Speaking to Documentary, Jashi recalled a scene that she said was important to her personally: “In the wedding scene, a bride comes to the stage. She is very beautiful and all attention is on her. She is in the center of the stage, and then the song comes, ‘Who does this woman belong to?’ And then the camera turns, you see tables with 300 people and bananas sticking out. And the song continues, ‘She belongs to us, she belongs to us!’ Then there is a cut to a man who is tapping on a horn. For me, this is a scene of massive rape, to which Georgia is no stranger.”
Speaking of the film form, Jashi noted, "What I found interesting during filming is that most of the events that were important to this town were played out on stage where one must appear beautiful—at weddings, beauty pageants or even political elections. Sometimes it was literally a stage, at other times it was an imaginary stage. For example, having caught a 'giant' owl, a man presents it to the camera of Dariko, the sole broadcast journalist at the local TV station, only for her to cut his presentation short with the remark, 'Don't laugh. This is a serious interview!'"

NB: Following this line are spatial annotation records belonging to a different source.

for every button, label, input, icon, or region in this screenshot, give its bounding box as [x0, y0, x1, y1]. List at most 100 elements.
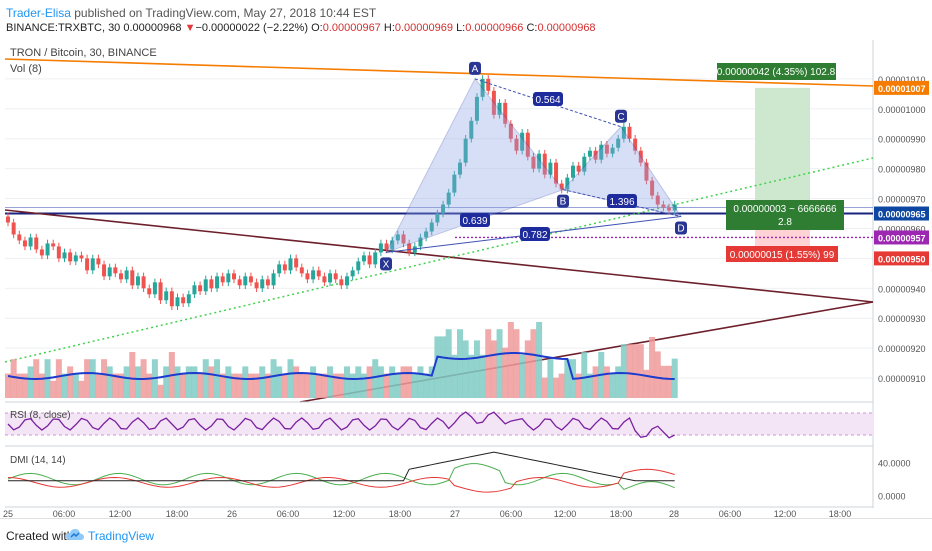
price-tag — [874, 251, 929, 266]
created-with-label: Created with — [6, 529, 74, 543]
candle-body — [56, 246, 61, 259]
candle-body — [503, 102, 508, 124]
volume-bar — [654, 351, 661, 398]
volume-bar — [558, 373, 565, 398]
pattern-point-label: B — [560, 197, 567, 208]
publish-line: Trader-Elisa published on TradingView.co… — [6, 6, 376, 20]
candle-body — [209, 279, 214, 289]
volume-bar — [541, 377, 548, 398]
x-tick-label: 12:00 — [109, 509, 132, 518]
candle-body — [650, 180, 655, 196]
ratio-badge — [533, 92, 563, 106]
entry-label-2: 2.8 — [778, 217, 792, 228]
pattern-point-b: B — [557, 194, 569, 208]
candle-body — [186, 294, 191, 304]
candle-body — [361, 255, 366, 262]
price-pane[interactable]: 0.00001010 0.00001000 0.00000990 0.00000980… — [4, 40, 929, 508]
x-tick-label: 06:00 — [719, 509, 742, 518]
candle-body — [435, 213, 440, 223]
volume-bar — [468, 354, 475, 398]
candle-body — [271, 273, 276, 286]
candle-body — [525, 132, 530, 157]
volume-bar — [581, 352, 588, 398]
volume-bar — [163, 366, 170, 398]
candle-body — [51, 243, 56, 247]
candle-body — [350, 270, 355, 277]
candle-body — [644, 162, 649, 181]
candle-body — [582, 156, 587, 172]
rsi-line — [7, 411, 675, 439]
y-tick-label: 0.00000990 — [878, 135, 926, 145]
volume-bar — [355, 366, 362, 398]
candle-body — [429, 222, 434, 232]
volume-bar — [146, 373, 153, 398]
close-value: 0.00000968 — [537, 22, 596, 34]
volume-bar — [377, 366, 384, 398]
tradingview-cloud-icon[interactable] — [66, 528, 84, 542]
candle-body — [203, 279, 208, 292]
volume-bar — [276, 366, 283, 398]
candle-body — [458, 162, 462, 175]
close-label: C: — [526, 22, 538, 34]
candle-body — [548, 162, 553, 175]
volume-bar — [106, 366, 113, 398]
candle-body — [294, 258, 299, 268]
candle-body — [633, 138, 638, 151]
candle-body — [135, 276, 140, 286]
candle-body — [610, 147, 615, 154]
candle-body — [130, 270, 135, 286]
volume-bar — [101, 359, 108, 398]
volume-bar — [118, 373, 124, 398]
volume-bar — [603, 366, 610, 398]
volume-bar — [264, 373, 271, 398]
volume-bar — [417, 366, 424, 398]
pattern-point-badge — [469, 61, 481, 75]
candle-body — [96, 258, 101, 265]
volume-bar — [5, 373, 11, 398]
dmi-adx-line — [8, 451, 675, 482]
volume-bar — [586, 373, 593, 398]
candle-body — [102, 264, 107, 277]
price-chart[interactable]: 0.00001010 0.00001000 0.00000990 0.00000980… — [0, 40, 932, 518]
volume-bar — [10, 359, 17, 398]
candle-body — [158, 282, 163, 301]
footer: Created with TradingView — [0, 518, 932, 551]
volume-bar — [134, 366, 141, 398]
time-axis[interactable]: 25 06:00 12:00 18:00 26 06:00 12:00 18:00 27 06:0… — [3, 509, 851, 518]
volume-bar — [208, 366, 215, 398]
green-dotted-trendline — [4, 157, 874, 363]
x-tick-label: 12:00 — [333, 509, 356, 518]
rsi-band — [5, 413, 873, 435]
volume-bar — [372, 359, 379, 398]
volume-bar — [615, 366, 622, 398]
orange-trendline — [4, 58, 874, 87]
ratio-badge — [520, 227, 550, 241]
candle-body — [215, 276, 220, 289]
volume-bar — [485, 329, 492, 398]
entry-label-1: 0.00000003 ~ 6666666 — [733, 204, 837, 215]
volume-bar — [547, 359, 554, 398]
open-label: O: — [311, 22, 323, 34]
y-tick-label: 0.00000980 — [878, 165, 926, 175]
volume-bar — [310, 366, 317, 398]
candle-body — [469, 120, 474, 139]
volume-bar — [129, 352, 136, 398]
candle-body — [452, 174, 457, 193]
dmi-pane[interactable]: DMI (14, 14) 40.0000 0.0000 — [5, 451, 911, 508]
candle-body — [254, 282, 259, 289]
x-tick-label: 12:00 — [774, 509, 797, 518]
candle-body — [243, 276, 248, 286]
candle-body — [68, 252, 73, 262]
candle-body — [226, 273, 231, 283]
tradingview-brand[interactable]: TradingView — [88, 529, 155, 543]
author-link[interactable]: Trader-Elisa — [6, 6, 71, 20]
candle-body — [192, 285, 197, 295]
candle-body — [73, 255, 78, 262]
dmi-tick-label: 40.0000 — [878, 459, 911, 469]
volume-bar — [247, 373, 254, 398]
volume-bar — [536, 322, 543, 398]
volume-bar — [225, 366, 232, 398]
rsi-pane[interactable]: RSI (8, close) — [5, 410, 873, 447]
candle-body — [119, 273, 123, 280]
volume-bar — [490, 340, 497, 398]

At the end of the film, Dariko and her cameraman have a frank conversation with Jashi. The two question the filmmaker's motives to film rundown buildings, rather than beautiful tourist sites that they believe would better represent modern Georgia to Western Europe. Jashi explained to Documentary that perhaps the protagonists, akin to the rest of the local community, want to perform their best selves, as they are acutely aware of how they are perceived by the outside world. Here the stage is of primary importance as Georgia turns away from its post-Soviet past to face a European future. However, what they attempt to present is "the crooked version of the civilized world, where the bigger world is the role model, which they aspire to and attempt to copy, albeit with their own resources." Jashi presumed that the community may not have been ready for such a different representation of itself. "The local government regarded us as some special agents," she recalled. "TV crews used to come to their town to film nature and the churches. We were interested in the everyday life of the people, in the backstage. The backstage was interesting to us."

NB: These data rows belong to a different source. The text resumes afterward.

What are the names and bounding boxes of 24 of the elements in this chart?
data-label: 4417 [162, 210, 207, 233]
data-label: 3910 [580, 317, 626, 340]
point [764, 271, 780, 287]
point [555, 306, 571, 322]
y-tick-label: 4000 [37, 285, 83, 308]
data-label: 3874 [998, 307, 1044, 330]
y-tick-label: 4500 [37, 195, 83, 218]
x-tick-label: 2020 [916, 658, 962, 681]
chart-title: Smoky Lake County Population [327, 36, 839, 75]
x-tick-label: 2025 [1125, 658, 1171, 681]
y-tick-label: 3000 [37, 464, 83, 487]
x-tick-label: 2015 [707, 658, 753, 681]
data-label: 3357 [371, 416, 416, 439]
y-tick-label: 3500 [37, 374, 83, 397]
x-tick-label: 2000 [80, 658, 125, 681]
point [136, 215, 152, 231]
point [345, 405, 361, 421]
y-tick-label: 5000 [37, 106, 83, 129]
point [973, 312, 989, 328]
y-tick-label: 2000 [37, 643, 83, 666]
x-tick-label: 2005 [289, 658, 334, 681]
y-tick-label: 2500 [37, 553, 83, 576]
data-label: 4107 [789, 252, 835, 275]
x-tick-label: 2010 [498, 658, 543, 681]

Echoing Jashi's sentiments, Zaza Rusadze also spoke about the dramatic nature of Georgia, where the stage is at the center of Georgian lives: "Georgia is a dramatic country. Its character is quite theatrical. The nature is very diverse and the rivers are fast-flowing. There is a lot of temperament in our country. We dance, we sing. Georgia is also a country on the crossroad between Asia and Europe. These extremities create a vibrant energy. Being on the crossroad and having been politically juggled around by big powers has created our own cinematic language. This Georgian temperament is reflected in the kind of questioning posed by Georgian filmmakers, which is very lively." However, Rusadze went on to caution against the using the archetypes of success to reach global audiences. "We might have figured out the recipe on how to cater to the needs of the Western market," noted the filmmaker. "It is both rewarding and dangerous as Georgian films may lose their unique strangeness, which is most stimulating."
Sevara Pan is a Berlin-based film journalist and writer. She previously wrote for the leading European documentary magazine DOX, an initiative by European Documentary Network, and worked on the award-winning Pipeline (Dir.: Vitaly Manski) and The First Sea (Dir.:Clara Trischler).